Или, может быть, — шутка для гостей?
Но, как бы ни решать эту загадку, дамы на стенках были жестом, а не просто убранством. Они выступали как персонаж, подобно деревянным церковным ангелочкам в городской квартире Эйзена, которые в пухлых ручках держали его галстуки и подтяжки.
Возможно, что дамы, воплощавшие пошлость, подлежали исследованию, как и любые другие жалкости человечества, до коих Эйзен был величайший охотник. Он любил класть под микроскоп всякие уродства и придумывать им латинские названия.

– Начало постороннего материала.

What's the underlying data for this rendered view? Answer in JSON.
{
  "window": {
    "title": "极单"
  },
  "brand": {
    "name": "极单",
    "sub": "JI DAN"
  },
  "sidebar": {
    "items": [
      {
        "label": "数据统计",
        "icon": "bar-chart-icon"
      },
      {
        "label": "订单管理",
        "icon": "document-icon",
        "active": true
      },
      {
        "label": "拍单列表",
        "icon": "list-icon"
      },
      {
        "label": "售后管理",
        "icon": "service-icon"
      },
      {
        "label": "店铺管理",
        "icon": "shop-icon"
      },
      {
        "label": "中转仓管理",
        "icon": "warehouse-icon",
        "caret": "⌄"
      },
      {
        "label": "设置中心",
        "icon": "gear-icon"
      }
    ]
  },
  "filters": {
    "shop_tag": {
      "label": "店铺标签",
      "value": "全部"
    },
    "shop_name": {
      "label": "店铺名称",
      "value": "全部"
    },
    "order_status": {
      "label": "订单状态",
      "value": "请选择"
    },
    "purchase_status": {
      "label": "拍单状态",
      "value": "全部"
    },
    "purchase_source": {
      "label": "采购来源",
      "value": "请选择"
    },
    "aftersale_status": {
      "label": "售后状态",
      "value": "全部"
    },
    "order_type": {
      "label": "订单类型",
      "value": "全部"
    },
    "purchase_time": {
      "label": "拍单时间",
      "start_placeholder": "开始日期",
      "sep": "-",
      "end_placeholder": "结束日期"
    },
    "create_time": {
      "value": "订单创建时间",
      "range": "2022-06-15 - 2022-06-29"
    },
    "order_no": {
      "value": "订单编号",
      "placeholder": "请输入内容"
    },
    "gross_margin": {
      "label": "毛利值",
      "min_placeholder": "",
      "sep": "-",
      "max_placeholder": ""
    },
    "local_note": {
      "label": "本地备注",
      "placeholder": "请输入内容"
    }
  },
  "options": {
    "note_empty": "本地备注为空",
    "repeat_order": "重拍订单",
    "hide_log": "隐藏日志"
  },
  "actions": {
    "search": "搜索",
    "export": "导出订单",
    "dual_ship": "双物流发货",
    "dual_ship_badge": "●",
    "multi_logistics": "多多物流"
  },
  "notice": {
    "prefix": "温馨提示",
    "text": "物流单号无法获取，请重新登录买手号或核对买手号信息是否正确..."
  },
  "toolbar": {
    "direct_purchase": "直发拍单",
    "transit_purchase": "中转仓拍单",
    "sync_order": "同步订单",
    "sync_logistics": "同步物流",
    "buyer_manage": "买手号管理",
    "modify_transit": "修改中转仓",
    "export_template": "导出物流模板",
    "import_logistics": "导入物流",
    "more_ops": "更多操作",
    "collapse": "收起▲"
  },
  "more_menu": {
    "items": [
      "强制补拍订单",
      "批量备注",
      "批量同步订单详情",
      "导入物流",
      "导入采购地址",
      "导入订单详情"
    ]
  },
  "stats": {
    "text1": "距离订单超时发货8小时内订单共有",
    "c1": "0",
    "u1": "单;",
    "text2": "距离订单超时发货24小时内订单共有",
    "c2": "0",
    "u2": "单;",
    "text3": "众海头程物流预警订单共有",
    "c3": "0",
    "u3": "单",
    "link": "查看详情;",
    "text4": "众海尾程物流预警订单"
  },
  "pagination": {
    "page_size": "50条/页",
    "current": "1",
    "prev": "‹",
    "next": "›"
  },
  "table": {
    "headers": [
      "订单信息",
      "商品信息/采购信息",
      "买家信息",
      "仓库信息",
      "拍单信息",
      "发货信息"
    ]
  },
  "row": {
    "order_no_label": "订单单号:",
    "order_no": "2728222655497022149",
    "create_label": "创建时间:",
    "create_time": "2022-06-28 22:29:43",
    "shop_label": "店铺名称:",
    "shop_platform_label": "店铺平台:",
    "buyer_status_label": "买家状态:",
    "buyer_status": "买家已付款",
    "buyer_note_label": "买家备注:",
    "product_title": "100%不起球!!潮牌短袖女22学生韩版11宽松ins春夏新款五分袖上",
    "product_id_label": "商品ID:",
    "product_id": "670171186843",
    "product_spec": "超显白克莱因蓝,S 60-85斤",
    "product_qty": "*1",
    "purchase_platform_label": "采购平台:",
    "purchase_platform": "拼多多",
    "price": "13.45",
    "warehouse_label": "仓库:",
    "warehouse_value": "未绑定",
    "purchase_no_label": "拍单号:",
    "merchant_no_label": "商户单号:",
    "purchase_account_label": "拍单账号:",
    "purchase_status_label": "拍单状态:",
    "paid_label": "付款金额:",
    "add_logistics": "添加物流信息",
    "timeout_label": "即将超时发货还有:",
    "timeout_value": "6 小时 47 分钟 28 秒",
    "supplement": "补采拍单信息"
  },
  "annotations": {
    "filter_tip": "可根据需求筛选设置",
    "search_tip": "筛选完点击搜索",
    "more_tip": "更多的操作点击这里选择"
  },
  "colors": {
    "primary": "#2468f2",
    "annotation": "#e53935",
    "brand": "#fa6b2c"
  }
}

В каютке было оконце, которое, если стоять внизу перед дачей, напоминало ту дырочку в старинных ходиках, где появлялась птичка, когда часы звонили. Отсюда он однажды и напугал меня. В летнее шишкинское утро я пришел звать Эйзена на прогулку, взглянул наверх и увидел в оконце белое меловое лицо со сводом рыжеватых волос, взбитых над лысиной. Маска мертвого клоуна улыбалась неподвижной страшной улыбкой. Вся дачная шишкинская идиллия мгновенно исчезла… С чего ему вздумалось все это? Конечно, тут тоже была шутка для гостей, однако, даже когда он сделал мне рожки и исчез — точность замысла картины — дача, солнце и страшное лицо в окне — остались как зловещая сцена из недоброго фильма. Может быть, тут была связь с «лицом в окне» в знаменитом рассказе о Холмсе? Или тут состоялся «опыт введения аттракциона в тривиальный пейзаж»? Или имело место просто хорошее настроение во время утреннего бритья?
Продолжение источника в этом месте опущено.